Le cas Presstalis est un caillou dans la chaussure des éditeurs de presse et des pouvoirs publics depuis des dizaines d’années. Et un cauchemar permanent pour les éditeurs qui utilisent les services du distributeur de presse. Après que la CGT du Livre ait vécu somptueusement sur la bête, après un fonctionnement erratique, des plans sociaux coûteux à tout va, des aides continues de l’État, les échéances semblent se rapprocher.
Départ de l’ancienne PDG
Dominique Benbunan est revenue à l’automne 2019 à ses premières amours chez Editis après deux petites années chez le distributeur de presse. Après des comptes 2018 refusés, des aides de l’État supérieures à 100M€, les besoins en trésorerie se font pressants. Avec des intérêts divergents, entre les gros éditeurs de quotidiens, les éditeurs de magazines et la piétaille rançonnée des petits éditeurs. La société ne règle plus l’URSSAF depuis des mois et n’est pas en mesure de rembourser les échéances de ses prêts.
Le tout sur fond de conflit entre les magazines et les quotidiens. Les magazines – qui ont permis l’élection de Dominique Bernard le nouveau PDG – estiment qu’ils servent depuis trop longtemps de vache à lait aux quotidiens.
Trois hypothèses
La première solution, c’est remettre au pot. Par l’État qui pourrait abandonner des créances qu’il ne récupèrera jamais et mettre de nouveau un peu de trésorerie pour couvrir la transition. Les grands éditeurs mettraient la main à la poche, les petits (ceux qui ont une VMF (vente au montant fort) inférieure à 3M€ en seraient exemptés.
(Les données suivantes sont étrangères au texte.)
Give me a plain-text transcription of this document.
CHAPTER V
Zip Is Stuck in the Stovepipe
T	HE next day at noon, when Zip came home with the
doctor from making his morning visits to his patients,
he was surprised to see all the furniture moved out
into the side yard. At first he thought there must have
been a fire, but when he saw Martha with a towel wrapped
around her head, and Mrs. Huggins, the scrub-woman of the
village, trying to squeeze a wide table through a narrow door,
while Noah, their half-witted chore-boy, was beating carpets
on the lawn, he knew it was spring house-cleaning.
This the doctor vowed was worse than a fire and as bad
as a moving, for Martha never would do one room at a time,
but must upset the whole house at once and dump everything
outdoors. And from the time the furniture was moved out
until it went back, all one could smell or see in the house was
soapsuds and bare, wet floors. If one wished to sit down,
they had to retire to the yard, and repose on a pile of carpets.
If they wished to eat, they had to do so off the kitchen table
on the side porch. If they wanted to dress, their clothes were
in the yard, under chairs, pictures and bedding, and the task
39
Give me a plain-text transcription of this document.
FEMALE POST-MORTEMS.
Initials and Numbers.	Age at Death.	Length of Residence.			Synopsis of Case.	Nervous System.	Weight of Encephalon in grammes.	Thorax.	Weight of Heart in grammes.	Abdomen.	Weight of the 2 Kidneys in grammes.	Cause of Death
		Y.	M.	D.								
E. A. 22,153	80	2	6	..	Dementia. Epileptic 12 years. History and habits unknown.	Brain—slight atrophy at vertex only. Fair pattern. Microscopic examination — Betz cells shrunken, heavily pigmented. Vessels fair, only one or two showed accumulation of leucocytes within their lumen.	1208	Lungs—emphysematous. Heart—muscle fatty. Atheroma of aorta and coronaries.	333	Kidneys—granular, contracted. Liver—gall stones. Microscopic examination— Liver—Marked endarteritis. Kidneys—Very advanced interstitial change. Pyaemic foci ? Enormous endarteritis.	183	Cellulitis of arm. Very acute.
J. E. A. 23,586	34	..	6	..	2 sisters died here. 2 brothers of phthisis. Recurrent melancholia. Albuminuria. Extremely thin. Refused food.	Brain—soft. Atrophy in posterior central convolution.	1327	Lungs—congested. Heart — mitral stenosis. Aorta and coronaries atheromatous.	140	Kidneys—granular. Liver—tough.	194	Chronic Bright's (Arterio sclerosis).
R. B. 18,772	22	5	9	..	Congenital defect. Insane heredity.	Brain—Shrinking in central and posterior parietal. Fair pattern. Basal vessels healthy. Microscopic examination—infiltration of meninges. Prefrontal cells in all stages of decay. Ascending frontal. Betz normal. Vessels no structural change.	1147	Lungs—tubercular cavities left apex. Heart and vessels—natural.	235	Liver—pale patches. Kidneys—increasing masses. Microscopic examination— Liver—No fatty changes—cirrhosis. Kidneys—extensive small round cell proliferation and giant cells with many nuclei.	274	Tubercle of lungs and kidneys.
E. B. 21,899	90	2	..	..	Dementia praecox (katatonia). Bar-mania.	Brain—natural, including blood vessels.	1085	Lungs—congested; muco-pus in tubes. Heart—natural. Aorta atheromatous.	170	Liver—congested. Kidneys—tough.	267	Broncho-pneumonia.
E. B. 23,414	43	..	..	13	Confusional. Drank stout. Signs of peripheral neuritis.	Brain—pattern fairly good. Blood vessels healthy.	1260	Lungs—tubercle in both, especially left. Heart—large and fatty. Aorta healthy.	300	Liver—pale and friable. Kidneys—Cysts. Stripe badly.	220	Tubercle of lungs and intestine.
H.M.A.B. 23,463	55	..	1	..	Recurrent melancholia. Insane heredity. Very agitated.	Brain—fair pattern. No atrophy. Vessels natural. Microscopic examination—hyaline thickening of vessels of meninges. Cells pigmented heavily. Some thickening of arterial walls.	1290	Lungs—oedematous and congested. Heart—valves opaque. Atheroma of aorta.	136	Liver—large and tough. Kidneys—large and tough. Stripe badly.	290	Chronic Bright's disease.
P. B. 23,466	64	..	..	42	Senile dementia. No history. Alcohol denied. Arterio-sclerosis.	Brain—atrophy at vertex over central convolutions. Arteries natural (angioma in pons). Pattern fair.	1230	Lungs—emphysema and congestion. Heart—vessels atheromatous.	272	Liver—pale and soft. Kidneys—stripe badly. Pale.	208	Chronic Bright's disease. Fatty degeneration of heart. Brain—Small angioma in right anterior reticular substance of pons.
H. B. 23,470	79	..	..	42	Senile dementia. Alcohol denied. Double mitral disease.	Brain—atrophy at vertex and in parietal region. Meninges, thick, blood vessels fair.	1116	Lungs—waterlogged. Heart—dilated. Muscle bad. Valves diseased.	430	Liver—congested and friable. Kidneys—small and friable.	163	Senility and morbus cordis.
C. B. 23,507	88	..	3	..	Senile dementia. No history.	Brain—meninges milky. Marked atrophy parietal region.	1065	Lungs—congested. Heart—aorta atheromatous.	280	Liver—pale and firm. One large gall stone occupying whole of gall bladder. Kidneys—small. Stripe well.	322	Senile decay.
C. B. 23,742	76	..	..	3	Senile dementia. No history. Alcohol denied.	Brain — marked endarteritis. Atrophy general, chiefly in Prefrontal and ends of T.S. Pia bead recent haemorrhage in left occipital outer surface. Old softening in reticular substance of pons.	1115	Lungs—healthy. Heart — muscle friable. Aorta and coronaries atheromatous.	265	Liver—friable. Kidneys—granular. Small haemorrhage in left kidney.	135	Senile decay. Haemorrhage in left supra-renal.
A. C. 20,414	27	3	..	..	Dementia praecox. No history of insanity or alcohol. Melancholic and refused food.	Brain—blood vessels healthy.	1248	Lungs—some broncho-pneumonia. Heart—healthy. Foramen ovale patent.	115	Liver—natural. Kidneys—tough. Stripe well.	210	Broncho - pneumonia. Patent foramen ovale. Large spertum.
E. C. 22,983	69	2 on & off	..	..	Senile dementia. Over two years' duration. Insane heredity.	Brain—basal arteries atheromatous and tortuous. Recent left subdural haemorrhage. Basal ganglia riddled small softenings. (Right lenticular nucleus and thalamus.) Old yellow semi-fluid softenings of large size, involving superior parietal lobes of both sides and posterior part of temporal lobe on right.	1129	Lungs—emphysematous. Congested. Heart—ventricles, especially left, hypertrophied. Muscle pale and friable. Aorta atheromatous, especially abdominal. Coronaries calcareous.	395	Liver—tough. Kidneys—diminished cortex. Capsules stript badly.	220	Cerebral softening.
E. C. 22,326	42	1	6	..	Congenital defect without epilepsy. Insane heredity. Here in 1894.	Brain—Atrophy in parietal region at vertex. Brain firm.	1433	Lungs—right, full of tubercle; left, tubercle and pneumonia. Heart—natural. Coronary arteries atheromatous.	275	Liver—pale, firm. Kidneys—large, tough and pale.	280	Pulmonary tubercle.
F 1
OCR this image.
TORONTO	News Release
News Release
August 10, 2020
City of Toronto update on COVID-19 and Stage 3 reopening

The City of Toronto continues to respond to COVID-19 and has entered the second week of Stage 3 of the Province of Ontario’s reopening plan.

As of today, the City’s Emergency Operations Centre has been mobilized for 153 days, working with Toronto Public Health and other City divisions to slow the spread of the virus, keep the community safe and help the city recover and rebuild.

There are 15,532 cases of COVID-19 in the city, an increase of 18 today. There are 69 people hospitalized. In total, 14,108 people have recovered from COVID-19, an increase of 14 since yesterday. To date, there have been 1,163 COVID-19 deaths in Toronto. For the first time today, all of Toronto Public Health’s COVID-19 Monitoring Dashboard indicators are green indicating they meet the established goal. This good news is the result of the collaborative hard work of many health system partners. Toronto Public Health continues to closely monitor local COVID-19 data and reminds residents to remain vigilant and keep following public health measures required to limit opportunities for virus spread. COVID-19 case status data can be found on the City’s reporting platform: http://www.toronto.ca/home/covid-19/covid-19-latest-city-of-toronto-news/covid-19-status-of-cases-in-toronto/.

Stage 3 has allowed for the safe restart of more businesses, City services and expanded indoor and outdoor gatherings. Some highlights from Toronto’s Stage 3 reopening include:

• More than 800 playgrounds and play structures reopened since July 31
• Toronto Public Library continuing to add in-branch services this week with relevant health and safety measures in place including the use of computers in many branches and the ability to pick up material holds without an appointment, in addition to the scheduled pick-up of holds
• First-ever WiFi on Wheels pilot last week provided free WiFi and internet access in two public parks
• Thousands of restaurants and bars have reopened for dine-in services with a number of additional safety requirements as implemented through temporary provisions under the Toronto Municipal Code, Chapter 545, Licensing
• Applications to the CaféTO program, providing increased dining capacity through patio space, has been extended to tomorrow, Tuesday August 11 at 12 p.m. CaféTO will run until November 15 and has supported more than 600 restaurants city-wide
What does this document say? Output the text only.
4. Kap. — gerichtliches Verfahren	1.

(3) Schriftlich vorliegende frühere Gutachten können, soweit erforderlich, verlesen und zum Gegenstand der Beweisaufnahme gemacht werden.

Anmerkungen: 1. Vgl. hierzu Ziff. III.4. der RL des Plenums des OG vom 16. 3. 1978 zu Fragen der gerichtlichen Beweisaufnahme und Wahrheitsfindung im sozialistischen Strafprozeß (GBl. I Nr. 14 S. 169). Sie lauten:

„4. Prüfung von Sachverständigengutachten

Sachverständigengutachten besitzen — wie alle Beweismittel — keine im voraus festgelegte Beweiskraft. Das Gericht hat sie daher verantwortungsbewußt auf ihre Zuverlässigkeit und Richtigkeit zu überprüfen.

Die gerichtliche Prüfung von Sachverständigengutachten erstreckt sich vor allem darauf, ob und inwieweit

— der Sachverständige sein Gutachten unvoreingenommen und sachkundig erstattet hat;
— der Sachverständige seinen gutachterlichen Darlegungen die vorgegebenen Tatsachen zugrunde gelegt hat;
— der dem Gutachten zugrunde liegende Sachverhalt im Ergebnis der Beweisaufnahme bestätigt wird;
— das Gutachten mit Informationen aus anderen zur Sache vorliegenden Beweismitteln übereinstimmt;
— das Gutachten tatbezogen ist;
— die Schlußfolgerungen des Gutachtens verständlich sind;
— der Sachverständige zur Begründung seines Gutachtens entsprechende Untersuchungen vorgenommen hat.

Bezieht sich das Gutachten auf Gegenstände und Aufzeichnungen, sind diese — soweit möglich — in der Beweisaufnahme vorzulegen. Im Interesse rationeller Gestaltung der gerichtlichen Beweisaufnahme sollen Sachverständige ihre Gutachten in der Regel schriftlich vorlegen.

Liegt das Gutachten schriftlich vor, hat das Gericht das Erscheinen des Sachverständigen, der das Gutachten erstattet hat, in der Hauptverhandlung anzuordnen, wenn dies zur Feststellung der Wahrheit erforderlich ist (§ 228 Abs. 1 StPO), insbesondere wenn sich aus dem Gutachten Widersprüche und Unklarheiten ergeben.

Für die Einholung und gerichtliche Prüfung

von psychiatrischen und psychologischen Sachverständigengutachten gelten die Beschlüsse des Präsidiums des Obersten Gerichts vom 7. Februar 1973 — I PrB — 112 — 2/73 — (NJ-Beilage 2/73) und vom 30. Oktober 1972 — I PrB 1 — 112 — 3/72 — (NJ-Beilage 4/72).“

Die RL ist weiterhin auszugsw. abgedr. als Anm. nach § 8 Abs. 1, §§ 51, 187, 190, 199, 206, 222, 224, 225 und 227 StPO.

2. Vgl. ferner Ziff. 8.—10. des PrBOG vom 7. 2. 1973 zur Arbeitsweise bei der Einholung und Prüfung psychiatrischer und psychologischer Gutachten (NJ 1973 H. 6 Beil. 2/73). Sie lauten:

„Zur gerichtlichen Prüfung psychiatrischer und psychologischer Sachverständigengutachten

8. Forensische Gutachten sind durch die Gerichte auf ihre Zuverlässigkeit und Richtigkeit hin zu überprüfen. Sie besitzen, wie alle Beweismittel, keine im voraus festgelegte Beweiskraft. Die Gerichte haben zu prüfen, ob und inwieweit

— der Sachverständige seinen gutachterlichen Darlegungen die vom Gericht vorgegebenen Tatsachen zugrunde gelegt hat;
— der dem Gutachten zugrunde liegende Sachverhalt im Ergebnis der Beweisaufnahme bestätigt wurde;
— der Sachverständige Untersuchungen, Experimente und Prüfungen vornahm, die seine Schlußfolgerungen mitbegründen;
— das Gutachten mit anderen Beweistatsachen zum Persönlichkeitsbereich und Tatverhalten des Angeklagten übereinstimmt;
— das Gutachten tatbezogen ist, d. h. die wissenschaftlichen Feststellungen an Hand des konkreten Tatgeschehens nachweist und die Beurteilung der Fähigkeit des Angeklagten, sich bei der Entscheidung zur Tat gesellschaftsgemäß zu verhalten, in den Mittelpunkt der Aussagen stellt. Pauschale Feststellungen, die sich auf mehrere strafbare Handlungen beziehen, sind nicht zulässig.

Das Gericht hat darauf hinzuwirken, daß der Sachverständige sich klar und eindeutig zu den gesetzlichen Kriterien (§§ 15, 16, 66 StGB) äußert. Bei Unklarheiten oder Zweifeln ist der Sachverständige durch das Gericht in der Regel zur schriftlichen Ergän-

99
Problème, les besoins se montent à plusieurs centaines de millions pour assurer une partie du passif, entamer un nouveau plan de licenciement et restructurer sérieusement l’entreprise. Et Bruxelles ne verrait pas d’un bon œil l’abandon de certaines créances ou de nouvelles aides des pouvoirs publics.
Deuxième solution, le règlement judiciaire. Avec une révolte garantie de la CGT. Les indemnités de licenciement seraient couvertes par les AGS mais avec des montants sans doute considérablement inférieurs à ceux auxquels le syndicat a été habitué, les indemnités conventionnelles de licenciement (ICL) ont toujours été jusqu’ici grasses et plantureuses.
Troisième solution, un peu une variante plus rapide de la deuxième, la liquidation immédiate appuyée sur un nouveau projet d’entreprise, avec le même problème social que ci-dessus.
Dans les hypothèses 2 et 3, MLP (Messageries Lyonnaises de Presse), le concurrent du secteur privé, pourrait reprendre assez vite le service de distribution physique de la presse magazine, mais avec certains risques d’indigestion devant cet afflux, notamment sur le plan informatique. La PQR pourrait de son côté reprendre la diffusion des quotidiens, régionaux comme nationaux. Autre solution possible, la montée en puissance de Proximy, société de distribution du groupe Arnault Le Parisien/ Les Echos pour distribuer les quotidiens. Mais que deviendraient les diffuseurs intermédiaires et les créances qu’ils détiennent ? Sans compter la perte de l’encours des éditeurs chez Presstalis, perte qui pourrait obliger les plus fragiles à mettre la clé sous la porte. Tic-tac, tic-tac, l’horloge avance inexorablement. L’ARCEP (autorité de tutelle) et le Ministère de la culture qui suit le dossier, font le gros dos, espérant que l’explosion ne se produise pas avant les élections municipales du printemps. Tic-tac.